I did my first 5 minute open spot for Jongleurs in Camden in London in around June 2005. I had won the Gong show a few times in London by then, I sent them a video and they called me to do a spot. There were two people who handled booking for Jongleurs, Rosie and Donna. As luck would have it, Donna was in the room that night and saw me perform. Having done the Gong so many times and never having been gonged off, I was able to not only handle the boisterous crowd but also deliver a solid set. The next thing I know, they asked me to do a paid 15! Holy hell! I told Donna I didn’t have a 15 that I was confident I could deliver to a Jongleurs crowd and so the next time they gave me a paid 10! Nine months into comedy, a chain that could take years to break into, had started giving me paid work. I’m writing this note because just recently I heard that the Jongleurs chain has been shut down. But I’m incredibly grateful for the gigs they gave me during my time in London – even the shitty ones. Their gigs gave me money when there was none around, a thick skin when they kicked my arse and a lot of learning – not only by watching other comedians work those rooms but also by learning how to work those rooms myself. I played almost every single one of their clubs. The lovely Camden in London, the ‘this can go either way’ Battersea, the rowdy Bow in East London, the notorious Portsmouth, the ‘I don’t want to go back there again’ Cardiff, the wonderful room in Leeds and the clubs in Scotland – both Edinburgh and Glasgow. I’m probably missing a few. Nottingham I think and I can’t remember if they had one in Birmingham, but I have fond memories of playing the absolutely wonderful Glee Club in Birmingham.

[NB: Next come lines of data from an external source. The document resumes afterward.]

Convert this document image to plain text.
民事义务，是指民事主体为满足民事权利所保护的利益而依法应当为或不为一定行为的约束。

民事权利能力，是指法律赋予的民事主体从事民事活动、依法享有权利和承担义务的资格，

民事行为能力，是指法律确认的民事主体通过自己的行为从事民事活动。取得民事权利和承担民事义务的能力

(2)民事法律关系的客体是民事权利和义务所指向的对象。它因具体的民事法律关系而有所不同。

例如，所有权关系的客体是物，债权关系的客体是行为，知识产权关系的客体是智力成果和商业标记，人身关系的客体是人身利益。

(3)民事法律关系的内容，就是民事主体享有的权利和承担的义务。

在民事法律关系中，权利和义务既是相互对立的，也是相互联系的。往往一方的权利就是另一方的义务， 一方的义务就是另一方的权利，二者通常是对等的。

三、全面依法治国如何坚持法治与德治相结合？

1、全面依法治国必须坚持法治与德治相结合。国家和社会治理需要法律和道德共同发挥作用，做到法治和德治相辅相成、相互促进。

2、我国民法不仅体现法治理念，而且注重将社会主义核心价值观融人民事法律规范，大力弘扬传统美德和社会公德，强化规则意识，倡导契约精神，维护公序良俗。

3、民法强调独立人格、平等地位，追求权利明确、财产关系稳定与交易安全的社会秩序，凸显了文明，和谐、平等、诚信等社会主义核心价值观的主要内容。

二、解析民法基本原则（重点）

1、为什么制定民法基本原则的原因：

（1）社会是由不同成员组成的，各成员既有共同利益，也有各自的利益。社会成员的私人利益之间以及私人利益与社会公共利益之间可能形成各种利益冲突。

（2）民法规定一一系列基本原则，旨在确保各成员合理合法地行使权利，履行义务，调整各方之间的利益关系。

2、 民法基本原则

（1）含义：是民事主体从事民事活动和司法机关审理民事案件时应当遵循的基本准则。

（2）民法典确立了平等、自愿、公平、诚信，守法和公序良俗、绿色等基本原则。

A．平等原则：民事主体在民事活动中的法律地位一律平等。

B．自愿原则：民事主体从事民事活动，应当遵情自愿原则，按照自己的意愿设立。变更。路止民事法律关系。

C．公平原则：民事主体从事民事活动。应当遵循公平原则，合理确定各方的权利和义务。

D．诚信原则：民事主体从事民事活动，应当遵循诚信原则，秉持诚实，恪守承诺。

From the little I understand of what is happening on the UK circuit right now, I believe that TV comedy is making it very hard on the live circuit. People are either not stepping out for live stand-up and if they do, they want to see the guys they’ve seen on TV. This is making it hard for new guys trying to get up the ranks. But then fortunately for them, they have the internet – a democracy where anyone with talent can get noticed immediately. I feel incredibly fortunate to have been on the UK circuit at a time when it was possible as a new act to gig every single day of the year. I’m incredibly grateful to all the promoters who gave me work, to all the comedians who kindly took the time to give me counsel, and to my wonderful manager and agent Brett who took a gamble on me. To Jongleurs (Maria, Rosie, Donna), The Comedy Store (Don, Charlotte, Alex, Simon, Simon and literally everybody there) and Mirth Control (Geoff and Jane) – thank you. Likewise to all those who supported me in my journey on the UK circuit – the lovely Julia Chamberlain, Off the Kerb and Avalon for some of those early gigs, Ian Wilson for putting me on The World Stands Up (my first TV gig in March 2005), Peter at Downstairs at the Kings Head and so many more people. Thank you.

Finally to all the acts in the early stages of their comedy careers, don’t forget to hustle i.e. work on your talent, put yourself out there and hope you get more than your fair share of luck so you have to do less than your fair share of grovelling – or hopefully none at all!